The poor sons of Israel, losing the little courage they had, hid in empty vodka barrels and inside stoves; they even crawled beneath the skirts of their women. But the Cossacks found them all.
“Most exalted and illustrious gentlemen!” shouted one of the Jews, tall and thin as a stick, his pitiful face, twisted with fear, jutting out of a heap of people. “Illustrious gentlemen! Let us speak! Just a word or two! We will tell you things you have never yet heard, things so important, words cannot describe how important!”
“Let them speak!” Bulba said. He always liked to hear what the accused had to say.
“Illustrious gentlemen, gentlemen the like of which the world has never before seen,” the Jew spluttered, “no, by God, never ever before seen! The best, the kindest and most valiant gentlemen in the whole world!” His voice faltered and trembled with fear. “How can you even think we ever disliked the Zaporozhians? The men going about the Ukraine putting everything under pledge are not our people! By God, they are not! The devil knows who they might be, but they are not Jews in any way! They should be spat at and chased away! The men here next to me agree, don’t you, Shloyme, Shmul?”
“By God, he is right!” Shloyme and Shmul, white as chalk, their yarmulkes tattered, called from the crowd.
“We have never yet hobnobbed with your enemies,” the lanky Jew continued. “And as for the Catholics, we want nothing to do with them, may the devil visit them in their dreams! To us all Zaporozhians are like our very own brothers—”
“What! Zaporozhians your brothers!” someone yelled from the crowd. “You won’t live to see the day, you damn Jews! Into the Dnieper with them! Drown the whole lot!”

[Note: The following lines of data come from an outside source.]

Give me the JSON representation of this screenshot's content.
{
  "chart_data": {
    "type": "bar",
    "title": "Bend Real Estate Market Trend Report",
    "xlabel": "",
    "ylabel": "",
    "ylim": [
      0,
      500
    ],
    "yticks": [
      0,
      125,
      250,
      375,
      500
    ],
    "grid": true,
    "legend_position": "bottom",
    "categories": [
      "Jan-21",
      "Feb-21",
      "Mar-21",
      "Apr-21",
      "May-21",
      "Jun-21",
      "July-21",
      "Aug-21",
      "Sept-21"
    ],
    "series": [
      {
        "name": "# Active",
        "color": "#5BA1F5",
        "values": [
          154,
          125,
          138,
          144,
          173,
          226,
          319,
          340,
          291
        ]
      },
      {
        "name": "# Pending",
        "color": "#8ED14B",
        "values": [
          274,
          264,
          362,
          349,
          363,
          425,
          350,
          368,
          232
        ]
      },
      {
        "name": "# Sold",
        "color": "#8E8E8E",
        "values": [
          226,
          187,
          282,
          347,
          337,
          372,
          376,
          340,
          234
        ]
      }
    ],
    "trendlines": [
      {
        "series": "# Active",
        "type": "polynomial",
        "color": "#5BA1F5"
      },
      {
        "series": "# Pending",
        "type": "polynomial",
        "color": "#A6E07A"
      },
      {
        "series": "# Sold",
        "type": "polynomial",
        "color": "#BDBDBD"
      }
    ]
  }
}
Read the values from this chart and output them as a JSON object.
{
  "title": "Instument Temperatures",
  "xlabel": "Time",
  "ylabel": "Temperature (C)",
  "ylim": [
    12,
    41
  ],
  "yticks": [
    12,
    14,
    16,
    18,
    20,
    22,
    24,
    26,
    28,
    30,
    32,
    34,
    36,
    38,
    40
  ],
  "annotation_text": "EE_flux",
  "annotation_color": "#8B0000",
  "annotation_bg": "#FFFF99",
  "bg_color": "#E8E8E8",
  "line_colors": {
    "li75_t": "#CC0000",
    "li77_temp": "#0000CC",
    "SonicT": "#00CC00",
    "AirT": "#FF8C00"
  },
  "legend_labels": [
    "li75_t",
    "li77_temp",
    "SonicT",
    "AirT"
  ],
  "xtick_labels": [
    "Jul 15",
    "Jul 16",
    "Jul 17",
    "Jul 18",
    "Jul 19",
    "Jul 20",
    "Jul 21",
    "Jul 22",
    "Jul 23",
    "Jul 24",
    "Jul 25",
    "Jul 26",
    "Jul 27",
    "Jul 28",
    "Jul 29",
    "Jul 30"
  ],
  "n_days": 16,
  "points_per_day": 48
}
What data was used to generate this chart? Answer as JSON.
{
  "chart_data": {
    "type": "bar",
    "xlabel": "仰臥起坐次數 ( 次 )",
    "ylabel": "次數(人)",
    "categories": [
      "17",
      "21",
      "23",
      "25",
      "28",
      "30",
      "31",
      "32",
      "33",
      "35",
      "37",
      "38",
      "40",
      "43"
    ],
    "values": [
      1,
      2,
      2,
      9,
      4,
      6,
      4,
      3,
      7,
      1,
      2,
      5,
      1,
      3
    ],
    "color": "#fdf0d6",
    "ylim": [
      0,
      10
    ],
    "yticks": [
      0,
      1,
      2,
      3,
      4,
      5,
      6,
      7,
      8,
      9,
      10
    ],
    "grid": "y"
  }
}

These words were like a signal. The Cossacks grabbed the Jews by the arms and hurled them into the river. Pitiful shouts came from all around, but the grim Zaporozhians only laughed at the sight of the Jews’ shod and stockinged legs flailing in the air. The poor orator, realizing that he had tightened the noose of disaster around his own neck, jumped out of his caftan, by which the Cossacks had grabbed him and, in his tight, brightly colored camisole, threw himself on the ground and grasped Bulba’s foot.
“Great lord and most illustrious gentleman! I knew your deceased brother, Dorosha! He was a soldier who was an ornament of chivalry! I gave him eight hundred gold ducats when he had to buy himself out of the Turk’s captivity!”
“You knew my brother?” Taras asked.
“By God, I did! He was a bighearted gentleman!”
“What is your name?”
“Yankel.”
“Very well,” Taras said, and then, after a moment’s thought, turned to the Cossacks. “There’ll be time enough to hang this Jew later if we need to, but for now give him to me.”
Taras took Yankel to his cart, beside which his Cossacks were standing.
“Crawl under there and don’t move! And you, brothers, don’t let the Jew get away.”
Taras Bulba headed for the square where all the Cossacks had gathered. As they were now to set out on a land campaign, they had all left the shore and the skiffs; they no longer needed boats, but rather carts and horses. Everyone, young and old, wanted to march on the campaign. All, together with the council of commanders, the captains, the Ataman, and the will of the whole Zaporozhian army, decided to march on Poland to avenge the evil that had come upon the Ukraine and the shaming of the True Faith and Cossack glory, to loot the towns, set fire to villages and granaries, and spread Cossack glory far over the steppes. Everyone was strapping on gear and armor. The Ataman had grown a good two feet in stature. He was no longer the soft-spoken executor of the erratic will of the men who had elected him. He was now the absolute ruler, the despot. All the headstrong, carousing knights now stood neatly in rows, their heads respectfully lowered. They did not dare raise their eyes when the Ataman gave his orders, and he gave them in a quiet and unruffled tone, never raising his voice, in the measured words of an old, experienced Cossack who was, not for the first time, executing a cleverly thought-out enterprise.
“Check everything, check everything well,” he said. “Check your carts and the tar for the wheels, try out your weapons. Do not take too many clothes with you, just a shirt and two trousers, and a pot of flour paste and one of ground millet. I don’t want anyone to take more with him. All the provisions we need will be kept on our supply carts. I want every Cossack to have two horses. And we will take two hundred pair of oxen, for we will need them when we get to river crossings and swamps. And what is most important, I want you to keep order! I know that there are those among you who, the moment God sends some loot your way, will drop everything to shred Chinese silks and precious velvets into foot wrappings.